Le cinéma polonais actuel est un cinéma du réel, en témoigne la sélection à Camerimage dans la catégorie Polish films.
Observation d’un drame, étude d’une situation, les auteurs polonais qui comptent aujourd’hui (M. Szumowska, J. Szelc, J. Holoubek…) ne cherchent pas à nous faire découvrir un univers fantastique, un réel fantasmé. Bien au contraire, ils nous plongent dans des situations réelles concrètes, parfois des faits historiques (cf. 25 year of innocence, J. Holoubek)… Bartosz Kruhlik n’échappe pas à l’exercice pour ce premier film qu’il a réalisé à peine sorti de l’École Nationale de Cinéma polonaise de Lodz.

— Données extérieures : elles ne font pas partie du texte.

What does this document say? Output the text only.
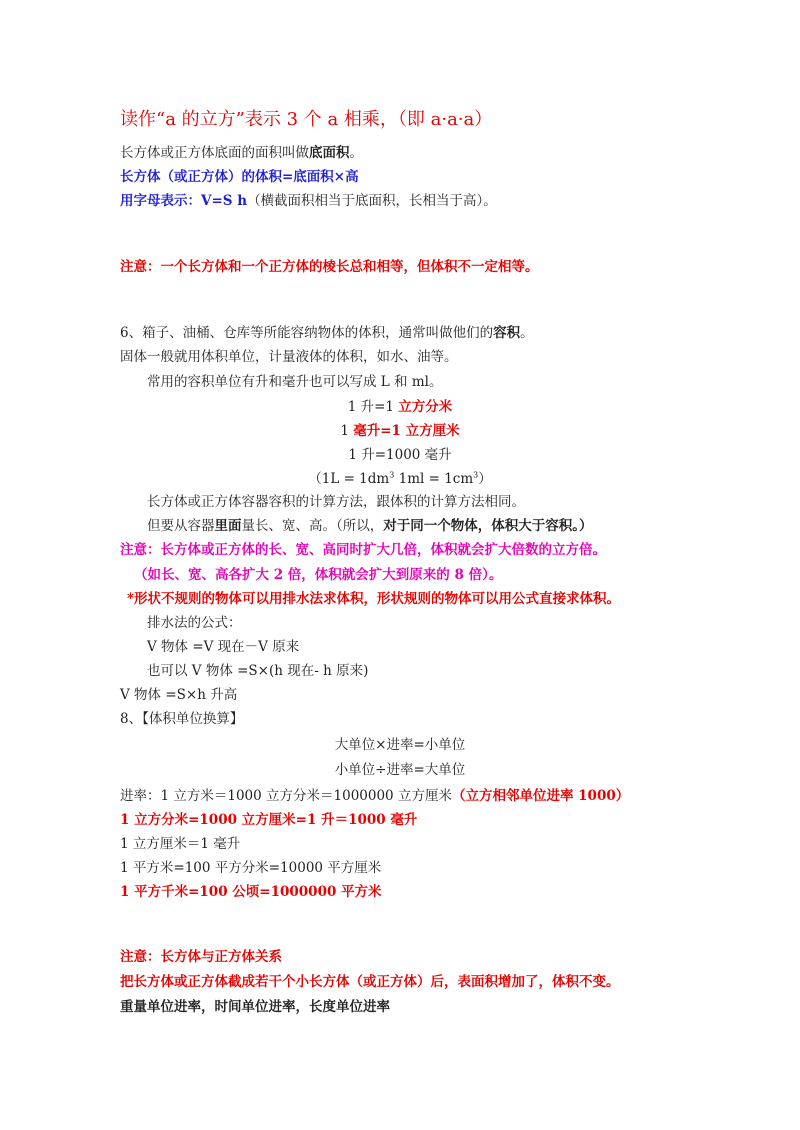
读作“a 的立方”表示 3 个 a 相乘，（即 a·a·a）
长方体或正方体底面的面积叫做底面积。
长方体（或正方体）的体积=底面积×高
用字母表示：V=S h（横截面积相当于底面积，长相当于高）。
注意：一个长方体和一个正方体的棱长总和相等，但体积不一定相等。
6、箱子、油桶、仓库等所能容纳物体的体积，通常叫做他们的容积。
固体一般就用体积单位，计量液体的体积，如水、油等。
常用的容积单位有升和毫升也可以写成 L 和 ml。
1 升=1 立方分米
1 毫升=1 立方厘米
1 升=1000 毫升
（$1L = 1dm^3$ $1ml = 1cm^3$）
长方体或正方体容器容积的计算方法，跟体积的计算方法相同。
但要从容器里面量长、宽、高。（所以，对于同一个物体，体积大于容积。）
注意：长方体或正方体的长、宽、高同时扩大几倍，体积就会扩大倍数的立方倍。
（如长、宽、高各扩大 2 倍，体积就会扩大到原来的 8 倍）。
*形状不规则的物体可以用排水法求体积，形状规则的物体可以用公式直接求体积。
排水法的公式：
V 物体 =V 现在－V 原来
也可以 V 物体 =S×(h 现在- h 原来)
V 物体 =S×h 升高
8、【体积单位换算】
大单位×进率=小单位
小单位÷进率=大单位
进率：1 立方米＝1000 立方分米＝1000000 立方厘米（立方相邻单位进率 1000）
1 立方分米=1000 立方厘米=1 升＝1000 毫升
1 立方厘米＝1 毫升
1 平方米=100 平方分米=10000 平方厘米
1 平方千米=100 公顷=1000000 平方米
注意：长方体与正方体关系
把长方体或正方体截成若干个小长方体（或正方体）后，表面积增加了，体积不变。
重量单位进率，时间单位进率，长度单位进率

Couronné de succès au cours de cette année pour le moins curieuse en raison de la crise sanitaire, Supernova à tout remporté en Pologne ou presque (Grand prix du Festival de Gdynia, en lice pour représenter la Pologne aux Oscars…). On ne peut que souhaiter que cette nouvelle génération d’auteurs vienne un peu dépoussiérer la cinématographie polonaise qui s’appuie encore beaucoup (trop?) sur ses dinosaures (Wajda, Polanski, Holland…).
Jeunes réalisateurs, jeunes chef-opérateurs, petits budgets, productions plus indépendantes, le cinéma polonais se permet tout mais est-ce qu’il innove vraiment ? À première vue, dans Supernova, rien de réellement révolutionnaire dans la narration ou dans l’image. Un drame développé en 3 actes et respectant les unités de bases d’une narration classique (unité de temps, de lieu et d’action). Une caméra à l’épaule qui reprend les règles et les découvertes de la nouvelle vague. Un manque d’audace ? Peu probable, car dans son film Bartosz Kruhlik ose le propos sans aucune retenue. C’est à ce niveau que le choix d’une narration très classique, facilement maîtrisable et rapidement comprehensible par le spectateur, semble se justifier, contrastant durement avec l’acidité du portrait qu’il fait de son propre pays. Il nous dépeint une Pologne vieillissante, engoncée dans une mythologie catholique souvent absurde, au mieux impuissante face à un gouvernement vérolé et des représentants de l’ordre apathiques.
La critique est sévère, elle fait l’effet d’une bonne grosse gueule de bois à l’instar de celle de Michał, le mari alcoolique de la victime et le personnage qui ouvre véritablement le film. À l’image, la luminosité excessive, les blancs “éclatés” (probablement obtenus par l’utilisation d’un white promist devant l’objectif) nous replongent sans cesse dans cette sensation désagréable d’une photophobie passagère. La caméra à l’épaule vadrouille entre les situations, observe les visages, passe de l’un à l’autre. C’est une caméra qui scrute tout en étant incapable de rester fixe, l’oeil du spectateur, son “équilibre”, mis à l’épreuve comme pour nous écœurer.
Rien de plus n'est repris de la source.